Słowo Boże znajduje odzew w wielokulturowym społeczeństwie Ugandy
UGANDA, państwo przecięte równikiem, okolone dwoma odgałęzieniami Wielkiego Rowu Tektonicznego, to kraj wyjątkowo piękny. Wyróżnia się urozmaiconą rzeźbą terenu, bogatą szatą roślinną i ciekawym światem zwierzęcym. Ponieważ leży na Wyżynie Wschodnioafrykańskiej, ma klimat stosunkowo łagodny. Charakterystyczną cechą krajobrazu są ciągnące się setkami kilometrów wzgórza.
Rzadko się zdarza, by w niezbyt rozległym kraju występowały i pola lodowe, i obszary pokryte tropikalną roślinnością. Tymczasem w Ugandzie spotykamy takie właśnie kontrasty: na zachodzie wznoszą się stale ośnieżone wierzchołki masywu Ruwenzori (dawniej zwanego Górami Księżycowymi), a na wschodzie rozpościerają się stepy. Ugandyjskie równiny zamieszkiwane są przez słonie, bawoły i lwy. Góry i gęste dżungle są siedliskiem goryli, szympansów i przeszło 1000 gatunków ptaków. Inne kraje afrykańskie na ogół borykają się z suszą i głodem, Uganda zaś obfituje w rzeki i jeziora. Należy do nich Jezioro Wiktorii, drugi pod względem powierzchni zbiornik słodkiej wody na Ziemi. Stamtąd właśnie bierze początek odcinek Nilu zwany Nilem Wiktorii. Nic dziwnego, że Winston Churchill uznał ten kraj za „perłę Afryki”.
Perła nabiera blasku
Jednak największym bogactwem Ugandy są sami Ugandyjczycy — przyjaźni i gościnni. Wśród tutejszych religii dominuje chrześcijaństwo, niemniej Uganda stanowi tygiel, w którym zmieszały się różne grupy etniczne i kulturowe. Są one w dalszym ciągu rozpoznawalne po charakterystycznych strojach i tradycjach.
Ostatnio rośnie liczba Ugandyjczyków, którzy z wdzięcznością przyjmują biblijne orędzie zapowiadające trwały pokój na ziemi (Psalm 37:11; Objawienie 21:4). Docieranie z tą dobrą nowiną do wszystkich mieszkańców kraju, niemal dorównującego obszarem Wielkiej Brytanii, nie jest bynajmniej łatwe.

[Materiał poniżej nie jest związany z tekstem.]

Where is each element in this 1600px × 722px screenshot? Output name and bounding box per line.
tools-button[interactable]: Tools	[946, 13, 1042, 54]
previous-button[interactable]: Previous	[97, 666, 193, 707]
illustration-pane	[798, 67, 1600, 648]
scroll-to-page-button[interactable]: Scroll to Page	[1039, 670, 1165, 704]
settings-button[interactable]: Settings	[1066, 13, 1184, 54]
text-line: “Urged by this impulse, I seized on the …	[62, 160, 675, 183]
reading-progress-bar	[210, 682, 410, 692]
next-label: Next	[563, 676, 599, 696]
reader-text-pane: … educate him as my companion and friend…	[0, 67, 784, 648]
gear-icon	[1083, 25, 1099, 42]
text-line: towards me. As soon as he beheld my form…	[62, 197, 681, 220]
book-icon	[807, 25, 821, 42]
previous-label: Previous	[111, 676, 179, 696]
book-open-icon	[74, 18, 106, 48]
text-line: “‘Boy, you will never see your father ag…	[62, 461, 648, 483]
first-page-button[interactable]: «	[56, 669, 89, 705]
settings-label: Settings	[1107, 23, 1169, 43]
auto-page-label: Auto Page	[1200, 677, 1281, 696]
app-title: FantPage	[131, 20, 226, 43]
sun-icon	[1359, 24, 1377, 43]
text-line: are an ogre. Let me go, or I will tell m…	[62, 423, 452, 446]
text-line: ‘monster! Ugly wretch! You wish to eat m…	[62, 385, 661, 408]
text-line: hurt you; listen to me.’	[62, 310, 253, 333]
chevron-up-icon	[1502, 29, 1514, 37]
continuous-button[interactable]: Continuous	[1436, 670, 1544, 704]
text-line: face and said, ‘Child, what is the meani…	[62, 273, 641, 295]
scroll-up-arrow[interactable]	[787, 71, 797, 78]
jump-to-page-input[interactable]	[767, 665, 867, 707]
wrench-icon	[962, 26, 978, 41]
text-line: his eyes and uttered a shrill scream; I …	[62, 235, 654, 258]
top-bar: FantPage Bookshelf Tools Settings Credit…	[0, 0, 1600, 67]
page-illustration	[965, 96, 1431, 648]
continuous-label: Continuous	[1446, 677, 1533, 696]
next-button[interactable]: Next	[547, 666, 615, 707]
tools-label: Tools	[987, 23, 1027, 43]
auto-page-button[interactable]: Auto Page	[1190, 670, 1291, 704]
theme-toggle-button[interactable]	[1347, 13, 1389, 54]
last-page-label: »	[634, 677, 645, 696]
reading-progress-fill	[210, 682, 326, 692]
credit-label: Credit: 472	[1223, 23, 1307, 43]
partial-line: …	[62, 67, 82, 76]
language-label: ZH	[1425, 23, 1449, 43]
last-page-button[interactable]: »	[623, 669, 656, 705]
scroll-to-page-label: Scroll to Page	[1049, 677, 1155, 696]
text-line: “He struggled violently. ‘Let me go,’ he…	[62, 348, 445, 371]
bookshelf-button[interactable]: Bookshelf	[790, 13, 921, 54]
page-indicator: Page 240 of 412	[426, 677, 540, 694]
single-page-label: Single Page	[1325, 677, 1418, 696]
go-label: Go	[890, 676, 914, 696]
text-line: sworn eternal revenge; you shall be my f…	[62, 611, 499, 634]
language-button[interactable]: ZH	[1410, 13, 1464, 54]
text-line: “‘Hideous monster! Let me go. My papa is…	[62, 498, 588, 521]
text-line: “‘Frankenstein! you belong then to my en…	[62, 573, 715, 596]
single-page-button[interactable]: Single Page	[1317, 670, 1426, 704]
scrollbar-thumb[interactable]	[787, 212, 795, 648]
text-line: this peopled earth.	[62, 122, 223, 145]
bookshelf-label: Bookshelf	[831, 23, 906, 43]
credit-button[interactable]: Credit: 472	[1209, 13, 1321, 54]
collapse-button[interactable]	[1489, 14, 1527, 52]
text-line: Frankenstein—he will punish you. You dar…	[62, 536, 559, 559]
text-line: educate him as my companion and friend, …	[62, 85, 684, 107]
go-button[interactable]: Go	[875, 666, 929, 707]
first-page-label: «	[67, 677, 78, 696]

Pierwszy Ugandyjczyk, który został Świadkiem Jehowy, przyjął chrzest w Jeziorze Wiktorii w roku 1955. Taki był skromny początek, lecz od tamtej pory liczba sług Jehowy w Ugandzie nieprzerwanie rosła i w roku 1992 działało tam już 1000 Świadków. Istotnie, ‛malutki stał się tysiącem’. Tym samym spełniła się pokrzepiająca zapowiedź ze Słowa Bożego: „Ja, Jehowa, przyśpieszę to w stosownym czasie” (Przełamywanie barier językowych
Oficjalny, powszechnie używany w Ugandzie język to angielski, ale nie jest on ojczystym językiem ogółu Ugandyjczyków. Dlatego żeby skuteczniej zapoznać ludzi z dobrą nowiną, Świadkowie Jehowy głoszą ją w innych używanych tu językach. Jest to zresztą konieczne, gdyż przeszło 80 procent ludności tego 25-milionowego kraju stanowią mieszkańcy małych miasteczek i wsi, na co dzień posługujący się jakimś lokalnym dialektem. Docieranie do takich różnojęzycznych społeczności i zaspokajanie potrzeb duchowych ich członków wymaga wielkiego wysiłku.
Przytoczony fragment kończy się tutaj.